Connect SuperML | Leeroopedia MCP: Equip your AI agents with best practices, code verification, and debugging knowledge. Powered by Leeroo — building Organizational Superintelligence. Contact us at founders@leeroo.com.

Implementation:Run llama Llama index DatasetGenerator From Documents

From Leeroopedia

Overview

DatasetGenerator_From_Documents covers the two primary APIs for generating evaluation datasets from document collections in LlamaIndex: the deprecated DatasetGenerator and the preferred RagDatasetGenerator.
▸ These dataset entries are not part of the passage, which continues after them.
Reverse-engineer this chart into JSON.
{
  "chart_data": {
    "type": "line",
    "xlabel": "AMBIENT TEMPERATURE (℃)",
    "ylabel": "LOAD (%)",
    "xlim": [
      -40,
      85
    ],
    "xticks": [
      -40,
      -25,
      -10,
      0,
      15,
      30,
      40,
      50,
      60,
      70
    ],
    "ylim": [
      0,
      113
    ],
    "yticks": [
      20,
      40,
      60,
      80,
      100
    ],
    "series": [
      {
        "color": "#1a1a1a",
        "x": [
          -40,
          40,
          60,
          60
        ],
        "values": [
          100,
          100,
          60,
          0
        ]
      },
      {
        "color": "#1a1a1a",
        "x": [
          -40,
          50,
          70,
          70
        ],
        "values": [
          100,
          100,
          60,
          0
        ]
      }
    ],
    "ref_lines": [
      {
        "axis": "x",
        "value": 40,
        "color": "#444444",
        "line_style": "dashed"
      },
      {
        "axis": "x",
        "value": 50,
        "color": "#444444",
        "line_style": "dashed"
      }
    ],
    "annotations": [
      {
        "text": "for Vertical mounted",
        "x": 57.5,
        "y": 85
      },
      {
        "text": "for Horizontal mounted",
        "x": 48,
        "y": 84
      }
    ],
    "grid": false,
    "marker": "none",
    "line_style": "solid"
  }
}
Both provide a from_documents class method that handles the full pipeline from raw documents to structured QA pairs suitable for RAG evaluation.
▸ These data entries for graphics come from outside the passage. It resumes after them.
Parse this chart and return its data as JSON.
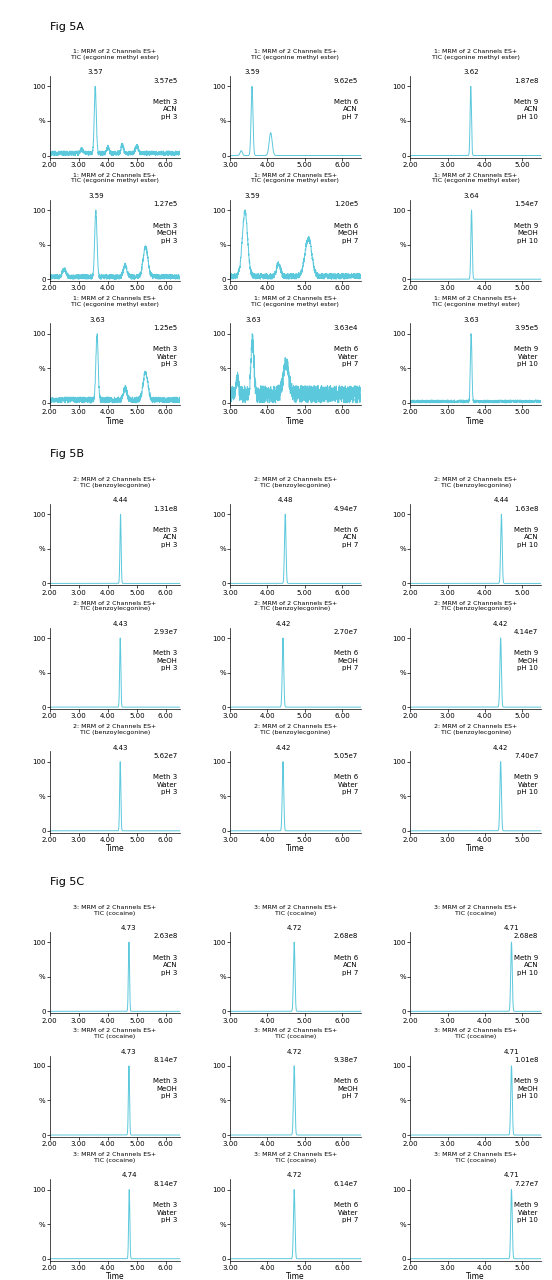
{
  "fig_label_A": "Fig 5A",
  "fig_label_B": "Fig 5B",
  "fig_label_C": "Fig 5C",
  "line_color": "#5bc8dc",
  "bg_color": "white",
  "panels": {
    "A": {
      "rows": [
        {
          "cells": [
            {
              "title": "1: MRM of 2 Channels ES+\nTIC (ecgonine methyl ester)",
              "peak_time": 3.57,
              "peak_label": "3.57e5",
              "meth": "Meth 3",
              "solvent": "ACN",
              "ph": "pH 3",
              "xmin": 2.0,
              "xmax": 6.5,
              "xticks": [
                2.0,
                3.0,
                4.0,
                5.0,
                6.0
              ],
              "peak_shape": "noisy",
              "time_label": false
            },
            {
              "title": "1: MRM of 2 Channels ES+\nTIC (ecgonine methyl ester)",
              "peak_time": 3.59,
              "peak_label": "9.62e5",
              "meth": "Meth 6",
              "solvent": "ACN",
              "ph": "pH 7",
              "xmin": 3.0,
              "xmax": 6.5,
              "xticks": [
                3.0,
                4.0,
                5.0,
                6.0
              ],
              "peak_shape": "clean_double",
              "time_label": false
            },
            {
              "title": "1: MRM of 2 Channels ES+\nTIC (ecgonine methyl ester)",
              "peak_time": 3.62,
              "peak_label": "1.87e8",
              "meth": "Meth 9",
              "solvent": "ACN",
              "ph": "pH 10",
              "xmin": 2.0,
              "xmax": 5.5,
              "xticks": [
                2.0,
                3.0,
                4.0,
                5.0
              ],
              "peak_shape": "sharp",
              "time_label": false
            }
          ]
        },
        {
          "cells": [
            {
              "title": "1: MRM of 2 Channels ES+\nTIC (ecgonine methyl ester)",
              "peak_time": 3.59,
              "peak_label": "1.27e5",
              "meth": "Meth 3",
              "solvent": "MeOH",
              "ph": "pH 3",
              "xmin": 2.0,
              "xmax": 6.5,
              "xticks": [
                2.0,
                3.0,
                4.0,
                5.0,
                6.0
              ],
              "peak_shape": "noisy_meoh3",
              "time_label": false
            },
            {
              "title": "1: MRM of 2 Channels ES+\nTIC (ecgonine methyl ester)",
              "peak_time": 3.59,
              "peak_label": "1.20e5",
              "meth": "Meth 6",
              "solvent": "MeOH",
              "ph": "pH 7",
              "xmin": 3.0,
              "xmax": 6.5,
              "xticks": [
                3.0,
                4.0,
                5.0,
                6.0
              ],
              "peak_shape": "broad_noisy_meoh6",
              "time_label": false
            },
            {
              "title": "1: MRM of 2 Channels ES+\nTIC (ecgonine methyl ester)",
              "peak_time": 3.64,
              "peak_label": "1.54e7",
              "meth": "Meth 9",
              "solvent": "MeOH",
              "ph": "pH 10",
              "xmin": 2.0,
              "xmax": 5.5,
              "xticks": [
                2.0,
                3.0,
                4.0,
                5.0
              ],
              "peak_shape": "sharp",
              "time_label": false
            }
          ]
        },
        {
          "cells": [
            {
              "title": "1: MRM of 2 Channels ES+\nTIC (ecgonine methyl ester)",
              "peak_time": 3.63,
              "peak_label": "1.25e5",
              "meth": "Meth 3",
              "solvent": "Water",
              "ph": "pH 3",
              "xmin": 2.0,
              "xmax": 6.5,
              "xticks": [
                2.0,
                3.0,
                4.0,
                5.0,
                6.0
              ],
              "peak_shape": "noisy_water3",
              "time_label": true
            },
            {
              "title": "1: MRM of 2 Channels ES+\nTIC (ecgonine methyl ester)",
              "peak_time": 3.63,
              "peak_label": "3.63e4",
              "meth": "Meth 6",
              "solvent": "Water",
              "ph": "pH 7",
              "xmin": 3.0,
              "xmax": 6.5,
              "xticks": [
                3.0,
                4.0,
                5.0,
                6.0
              ],
              "peak_shape": "very_noisy_water6",
              "time_label": true
            },
            {
              "title": "1: MRM of 2 Channels ES+\nTIC (ecgonine methyl ester)",
              "peak_time": 3.63,
              "peak_label": "3.95e5",
              "meth": "Meth 9",
              "solvent": "Water",
              "ph": "pH 10",
              "xmin": 2.0,
              "xmax": 5.5,
              "xticks": [
                2.0,
                3.0,
                4.0,
                5.0
              ],
              "peak_shape": "sharp_small_water9",
              "time_label": true
            }
          ]
        }
      ]
    },
    "B": {
      "rows": [
        {
          "cells": [
            {
              "title": "2: MRM of 2 Channels ES+\nTIC (benzoylecgonine)",
              "peak_time": 4.44,
              "peak_label": "1.31e8",
              "meth": "Meth 3",
              "solvent": "ACN",
              "ph": "pH 3",
              "xmin": 2.0,
              "xmax": 6.5,
              "xticks": [
                2.0,
                3.0,
                4.0,
                5.0,
                6.0
              ],
              "peak_shape": "sharp_tall",
              "time_label": false
            },
            {
              "title": "2: MRM of 2 Channels ES+\nTIC (benzoylecgonine)",
              "peak_time": 4.48,
              "peak_label": "4.94e7",
              "meth": "Meth 6",
              "solvent": "ACN",
              "ph": "pH 7",
              "xmin": 3.0,
              "xmax": 6.5,
              "xticks": [
                3.0,
                4.0,
                5.0,
                6.0
              ],
              "peak_shape": "sharp_tall",
              "time_label": false
            },
            {
              "title": "2: MRM of 2 Channels ES+\nTIC (benzoylecgonine)",
              "peak_time": 4.44,
              "peak_label": "1.63e8",
              "meth": "Meth 9",
              "solvent": "ACN",
              "ph": "pH 10",
              "xmin": 2.0,
              "xmax": 5.5,
              "xticks": [
                2.0,
                3.0,
                4.0,
                5.0
              ],
              "peak_shape": "sharp_tall",
              "time_label": false
            }
          ]
        },
        {
          "cells": [
            {
              "title": "2: MRM of 2 Channels ES+\nTIC (benzoylecgonine)",
              "peak_time": 4.43,
              "peak_label": "2.93e7",
              "meth": "Meth 3",
              "solvent": "MeOH",
              "ph": "pH 3",
              "xmin": 2.0,
              "xmax": 6.5,
              "xticks": [
                2.0,
                3.0,
                4.0,
                5.0,
                6.0
              ],
              "peak_shape": "sharp_tall",
              "time_label": false
            },
            {
              "title": "2: MRM of 2 Channels ES+\nTIC (benzoylecgonine)",
              "peak_time": 4.42,
              "peak_label": "2.70e7",
              "meth": "Meth 6",
              "solvent": "MeOH",
              "ph": "pH 7",
              "xmin": 3.0,
              "xmax": 6.5,
              "xticks": [
                3.0,
                4.0,
                5.0,
                6.0
              ],
              "peak_shape": "sharp_tall",
              "time_label": false
            },
            {
              "title": "2: MRM of 2 Channels ES+\nTIC (benzoylecgonine)",
              "peak_time": 4.42,
              "peak_label": "4.14e7",
              "meth": "Meth 9",
              "solvent": "MeOH",
              "ph": "pH 10",
              "xmin": 2.0,
              "xmax": 5.5,
              "xticks": [
                2.0,
                3.0,
                4.0,
                5.0
              ],
              "peak_shape": "sharp_tall",
              "time_label": false
            }
          ]
        },
        {
          "cells": [
            {
              "title": "2: MRM of 2 Channels ES+\nTIC (benzoylecgonine)",
              "peak_time": 4.43,
              "peak_label": "5.62e7",
              "meth": "Meth 3",
              "solvent": "Water",
              "ph": "pH 3",
              "xmin": 2.0,
              "xmax": 6.5,
              "xticks": [
                2.0,
                3.0,
                4.0,
                5.0,
                6.0
              ],
              "peak_shape": "sharp_tall",
              "time_label": true
            },
            {
              "title": "2: MRM of 2 Channels ES+\nTIC (benzoylecgonine)",
              "peak_time": 4.42,
              "peak_label": "5.05e7",
              "meth": "Meth 6",
              "solvent": "Water",
              "ph": "pH 7",
              "xmin": 3.0,
              "xmax": 6.5,
              "xticks": [
                3.0,
                4.0,
                5.0,
                6.0
              ],
              "peak_shape": "sharp_tall",
              "time_label": true
            },
            {
              "title": "2: MRM of 2 Channels ES+\nTIC (benzoylecgonine)",
              "peak_time": 4.42,
              "peak_label": "7.40e7",
              "meth": "Meth 9",
              "solvent": "Water",
              "ph": "pH 10",
              "xmin": 2.0,
              "xmax": 5.5,
              "xticks": [
                2.0,
                3.0,
                4.0,
                5.0
              ],
              "peak_shape": "sharp_tall",
              "time_label": true
            }
          ]
        }
      ]
    },
    "C": {
      "rows": [
        {
          "cells": [
            {
              "title": "3: MRM of 2 Channels ES+\nTIC (cocaine)",
              "peak_time": 4.73,
              "peak_label": "2.63e8",
              "meth": "Meth 3",
              "solvent": "ACN",
              "ph": "pH 3",
              "xmin": 2.0,
              "xmax": 6.5,
              "xticks": [
                2.0,
                3.0,
                4.0,
                5.0,
                6.0
              ],
              "peak_shape": "sharp_tall",
              "time_label": false
            },
            {
              "title": "3: MRM of 2 Channels ES+\nTIC (cocaine)",
              "peak_time": 4.72,
              "peak_label": "2.68e8",
              "meth": "Meth 6",
              "solvent": "ACN",
              "ph": "pH 7",
              "xmin": 3.0,
              "xmax": 6.5,
              "xticks": [
                3.0,
                4.0,
                5.0,
                6.0
              ],
              "peak_shape": "sharp_tall",
              "time_label": false
            },
            {
              "title": "3: MRM of 2 Channels ES+\nTIC (cocaine)",
              "peak_time": 4.71,
              "peak_label": "2.68e8",
              "meth": "Meth 9",
              "solvent": "ACN",
              "ph": "pH 10",
              "xmin": 2.0,
              "xmax": 5.5,
              "xticks": [
                2.0,
                3.0,
                4.0,
                5.0
              ],
              "peak_shape": "sharp_tall",
              "time_label": false
            }
          ]
        },
        {
          "cells": [
            {
              "title": "3: MRM of 2 Channels ES+\nTIC (cocaine)",
              "peak_time": 4.73,
              "peak_label": "8.14e7",
              "meth": "Meth 3",
              "solvent": "MeOH",
              "ph": "pH 3",
              "xmin": 2.0,
              "xmax": 6.5,
              "xticks": [
                2.0,
                3.0,
                4.0,
                5.0,
                6.0
              ],
              "peak_shape": "sharp_tall",
              "time_label": false
            },
            {
              "title": "3: MRM of 2 Channels ES+\nTIC (cocaine)",
              "peak_time": 4.72,
              "peak_label": "9.38e7",
              "meth": "Meth 6",
              "solvent": "MeOH",
              "ph": "pH 7",
              "xmin": 3.0,
              "xmax": 6.5,
              "xticks": [
                3.0,
                4.0,
                5.0,
                6.0
              ],
              "peak_shape": "sharp_tall",
              "time_label": false
            },
            {
              "title": "3: MRM of 2 Channels ES+\nTIC (cocaine)",
              "peak_time": 4.71,
              "peak_label": "1.01e8",
              "meth": "Meth 9",
              "solvent": "MeOH",
              "ph": "pH 10",
              "xmin": 2.0,
              "xmax": 5.5,
              "xticks": [
                2.0,
                3.0,
                4.0,
                5.0
              ],
              "peak_shape": "sharp_tall",
              "time_label": false
            }
          ]
        },
        {
          "cells": [
            {
              "title": "3: MRM of 2 Channels ES+\nTIC (cocaine)",
              "peak_time": 4.74,
              "peak_label": "8.14e7",
              "meth": "Meth 3",
              "solvent": "Water",
              "ph": "pH 3",
              "xmin": 2.0,
              "xmax": 6.5,
              "xticks": [
                2.0,
                3.0,
                4.0,
                5.0,
                6.0
              ],
              "peak_shape": "sharp_tall",
              "time_label": true
            },
            {
              "title": "3: MRM of 2 Channels ES+\nTIC (cocaine)",
              "peak_time": 4.72,
              "peak_label": "6.14e7",
              "meth": "Meth 6",
              "solvent": "Water",
              "ph": "pH 7",
              "xmin": 3.0,
              "xmax": 6.5,
              "xticks": [
                3.0,
                4.0,
                5.0,
                6.0
              ],
              "peak_shape": "sharp_tall",
              "time_label": true
            },
            {
              "title": "3: MRM of 2 Channels ES+\nTIC (cocaine)",
              "peak_time": 4.71,
              "peak_label": "7.27e7",
              "meth": "Meth 9",
              "solvent": "Water",
              "ph": "pH 10",
              "xmin": 2.0,
              "xmax": 5.5,
              "xticks": [
                2.0,
                3.0,
                4.0,
                5.0
              ],
              "peak_shape": "sharp_tall",
              "time_label": true
            }
          ]
        }
      ]
    }
  }
}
Principle:Run_llama_Llama_index_Evaluation_Dataset_Generation

RAG Evaluation Dataset Generation LlamaIndex API

Source Files

  • DatasetGenerator (deprecated): llama-index-core/llama_index/core/evaluation/dataset_generation.py, Lines 117–322
  • RagDatasetGenerator (preferred): llama-index-core/llama_index/core/llama_dataset/generator.py, Lines 48–243

Import Statements

# Deprecated API
from llama_index.core.evaluation import DatasetGenerator

# Preferred API
from llama_index.core.llama_dataset import RagDatasetGenerator

DatasetGenerator (Deprecated)

from_documents Class Method

Parameter Type Default Description
documents List[Document] required Source documents to generate questions from
llm Optional[LLM] None LLM for question and answer generation; uses Settings default if not provided
transformations Optional[List[TransformComponent]] None Node parsing transformations; defaults to Settings transformations
num_questions_per_chunk int 10 Number of questions to generate per document chunk
text_question_template Optional[BasePromptTemplate] None Template controlling how questions are formulated
text_qa_template Optional[BasePromptTemplate] None Template for generating reference answers
question_gen_query Optional[str] None Query string guiding question generation style
required_keywords Optional[List[str]] None Keywords that must appear in generated questions
exclude_keywords Optional[List[str]] None Keywords to exclude from generated questions
show_progress bool False Whether to display a progress bar during generation

Instance Methods

Method Parameters Return Type Description
generate_questions_from_nodes num (Optional[int]) List[str] Generates question strings from parsed nodes; num limits total questions returned
generate_dataset_from_nodes num (Optional[int]) QueryResponseDataset Generates full QA pairs with questions and reference answers

Example: DatasetGenerator (Deprecated)

from llama_index.core import SimpleDirectoryReader
from llama_index.core.evaluation import DatasetGenerator
from llama_index.llms.openai import OpenAI

# Load documents
documents = SimpleDirectoryReader("./data").load_data()

# Create generator
llm = OpenAI(model="gpt-4", temperature=0.0)
dataset_generator = DatasetGenerator.from_documents(
    documents=documents,
    llm=llm,
    num_questions_per_chunk=5,
    show_progress=True,
)

# Generate just questions
questions = dataset_generator.generate_questions_from_nodes(num=20)
print(f"Generated {len(questions)} questions")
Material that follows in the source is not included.